Zayıf iradeli, menfaatçi, yalancı, riyakar, sözünde durmayan, toplumda itibar görmeyen insanlar kendilerini ön plana çıkarma adına her çirkefliği, her hareketi kendilerine bir vazife bilirler.
Bu insan artık bu saatten sonra düşünme yetisini kaybeder, muhakeme yapamaz tek hedefi zarar vermek, yok etmektir, intikam peşinde koşmaktır. Oysa bu tip insanların kula vefası da yoktur. Bunların Hakk’a vefası olmaz! İnsanın içindeki ruh hali ile alakalıdır hani yaramaz çocuklar olur artık ikaz ede ede arsızlaşmıştır, ne yaparsan yap o kafasına koyduğunu yapacak, kıracak dökecek, yağmalayacak hızını alamayacak daha fazlasını yapacak.

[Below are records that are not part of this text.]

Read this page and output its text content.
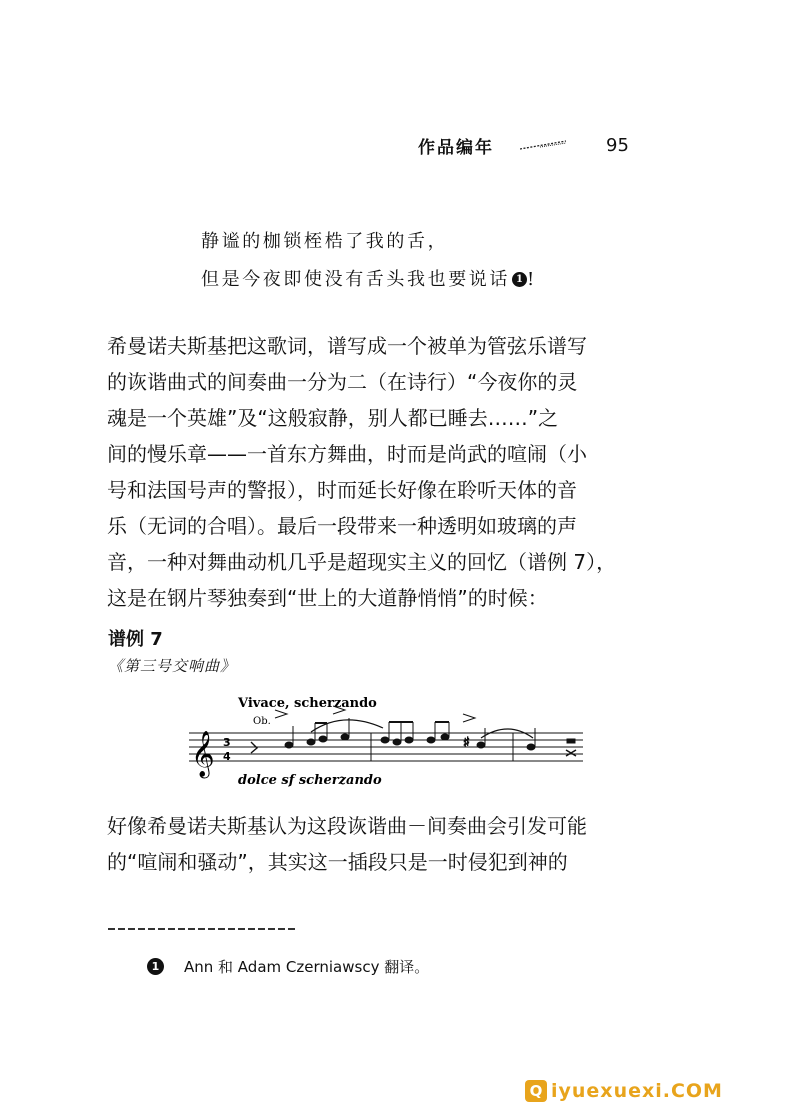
作品编年	95
静谧的枷锁桎梏了我的舌，
但是今夜即使没有舌头我也要说话 1 !
希曼诺夫斯基把这歌词，谱写成一个被单为管弦乐谱写
的诙谐曲式的间奏曲一分为二（在诗行）“今夜你的灵
魂是一个英雄”及“这般寂静，别人都已睡去……”之
间的慢乐章——一首东方舞曲，时而是尚武的喧闹（小
号和法国号声的警报），时而延长好像在聆听天体的音
乐（无词的合唱）。最后一段带来一种透明如玻璃的声
音，一种对舞曲动机几乎是超现实主义的回忆（谱例 7），
这是在钢片琴独奏到“世上的大道静悄悄”的时候：
谱例 7
《第三号交响曲》
Vivace, scherzando
Ob.
𝄞 3
4
♯
dolce sf scherzando
好像希曼诺夫斯基认为这段诙谐曲－间奏曲会引发可能
的“喧闹和骚动”，其实这一插段只是一时侵犯到神的
1	Ann 和 Adam Czerniawscy 翻译。
Q iyuexuexi.COM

Unutmamak lazım ki “halis bir niyet; ancak salih bir amelle meyve de durabilir.” Maneviyatın eksik olduğu yerde madde revaşta olur. insanoğlu maneviyatın ve ALLAH korkusunun bulunmadığı kimselerde vicdan muhasebesi asla olmaz. Her yaşanan hadiseden pay çıkartır kendi hanesine yazılmasını ister. Bu kişilerde çeşitli evreler vardır, olaylara ve duruma göre değişkenlik gösterir. Vatana, dine, davaya, dostlara, eşine, aileye ihanet etmek onlar için artık bu bir meslektir. Her ne olursa olsun oyun kurar yazar,çizer hatta insanların namusuna laf etmek bile geri kalmazlar. ’’(İmamı azam) der ki ‘’ Şaşarım şu kimselere ki, zanla konuşurlar ve onunla amel ederler” böyle insanlara itibar edenler, yardakçılık yapanlar unutmayın ki gün gelecek ibre sizlere dönecektir. Niyetiniz halis olsa bile ameliniz salih olmadığı zaman telafisi mümkün olmayan, vebali ağır sonuçlar doğuracaktır.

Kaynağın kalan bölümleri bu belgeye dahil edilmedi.